Bu türden yardımları devlet, belediye veya diğer kuruluşlardan beklemekten ziyade her birimiz bizzat kendi elimizle yaparsak ruhen de sağalmamız için çok önemlidir.

Özellikle küçük yerleşimlerde yaşayan insanların buna dikkat etmesi gerekir.

Bu tür davranışlar, toplumsal dayanışmayı, birlik ve beraberliği, toplumsal huzur ve barışı da kuvvetlendiren faktörlerdir.

Hiçbirimiz "Benim vereceğim bir ekmekten veya bir ekmek parasından ne çıkar ki?" diye düşünmemeliyiz.

Her gün verebileceğimiz bir tek ekmek bile ya da bir ekmek ile bir çorba parası dahi bir insanı bir gün boyunca tok tutmaya yetecektir.

Adamın biri denizin kenarında kıyıya vuran denizyıldızlarını geri atmakla uğraşırken, başka biri oradan geçer ve adama;

"Bütün kıyılardaki denizyıldızlarını kurtarabileceğine inanıyor musun?
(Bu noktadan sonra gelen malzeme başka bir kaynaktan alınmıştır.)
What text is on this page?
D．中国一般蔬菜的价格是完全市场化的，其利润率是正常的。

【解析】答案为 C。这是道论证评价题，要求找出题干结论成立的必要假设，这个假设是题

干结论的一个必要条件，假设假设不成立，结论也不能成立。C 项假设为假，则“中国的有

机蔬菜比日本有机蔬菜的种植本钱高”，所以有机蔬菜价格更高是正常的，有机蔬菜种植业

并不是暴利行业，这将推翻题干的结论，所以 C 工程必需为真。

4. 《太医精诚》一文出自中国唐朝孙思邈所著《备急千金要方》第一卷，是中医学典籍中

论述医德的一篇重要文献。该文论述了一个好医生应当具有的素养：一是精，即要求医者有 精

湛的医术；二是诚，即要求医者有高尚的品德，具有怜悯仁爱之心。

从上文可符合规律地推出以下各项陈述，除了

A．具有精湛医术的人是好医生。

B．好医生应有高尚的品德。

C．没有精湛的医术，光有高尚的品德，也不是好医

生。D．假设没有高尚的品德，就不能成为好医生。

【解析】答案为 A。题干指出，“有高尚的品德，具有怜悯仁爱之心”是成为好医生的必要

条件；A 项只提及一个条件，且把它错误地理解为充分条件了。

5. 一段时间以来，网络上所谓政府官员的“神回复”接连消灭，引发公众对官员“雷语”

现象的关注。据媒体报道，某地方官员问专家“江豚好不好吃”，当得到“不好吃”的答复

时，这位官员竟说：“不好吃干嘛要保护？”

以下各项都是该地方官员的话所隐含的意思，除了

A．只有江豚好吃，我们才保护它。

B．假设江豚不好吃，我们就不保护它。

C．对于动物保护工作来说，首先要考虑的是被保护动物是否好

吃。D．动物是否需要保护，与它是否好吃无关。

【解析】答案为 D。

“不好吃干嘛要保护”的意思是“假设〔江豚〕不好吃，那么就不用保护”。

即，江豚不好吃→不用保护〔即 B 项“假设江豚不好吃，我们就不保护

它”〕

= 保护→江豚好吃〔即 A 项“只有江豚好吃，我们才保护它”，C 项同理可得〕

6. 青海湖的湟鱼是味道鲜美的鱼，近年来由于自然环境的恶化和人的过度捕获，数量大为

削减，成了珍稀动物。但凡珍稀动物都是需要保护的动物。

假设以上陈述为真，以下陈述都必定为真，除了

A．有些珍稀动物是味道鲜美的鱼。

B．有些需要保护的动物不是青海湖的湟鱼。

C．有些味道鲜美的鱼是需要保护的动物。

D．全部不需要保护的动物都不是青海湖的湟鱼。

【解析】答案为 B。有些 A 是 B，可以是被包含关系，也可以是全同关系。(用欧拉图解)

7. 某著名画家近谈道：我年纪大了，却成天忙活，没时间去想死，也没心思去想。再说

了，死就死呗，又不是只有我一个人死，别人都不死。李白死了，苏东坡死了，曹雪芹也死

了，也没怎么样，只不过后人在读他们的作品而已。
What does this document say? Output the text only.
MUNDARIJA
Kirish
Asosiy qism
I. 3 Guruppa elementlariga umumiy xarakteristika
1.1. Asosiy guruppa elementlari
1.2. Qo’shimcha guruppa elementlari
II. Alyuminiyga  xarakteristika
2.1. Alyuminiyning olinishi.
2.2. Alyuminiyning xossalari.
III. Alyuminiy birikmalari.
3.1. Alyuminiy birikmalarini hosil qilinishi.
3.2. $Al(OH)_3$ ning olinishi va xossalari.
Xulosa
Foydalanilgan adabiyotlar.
Hepsini atmadıktan sonra neyi değiştirebilirsin ki?" deyince, adam eğilerek;

"Hepsini kurtaramam, ama bak bunun için çok şey değişti" diyerek elindeki denizyıldızını denize atar.

Biz de bu kadarını yapabiliriz. Değil mi?

 

 

*Bu makalede yer alan fikirler yazara aittir ve Independent Türkçe’nin editöryal politikasını yansıtmayabilir.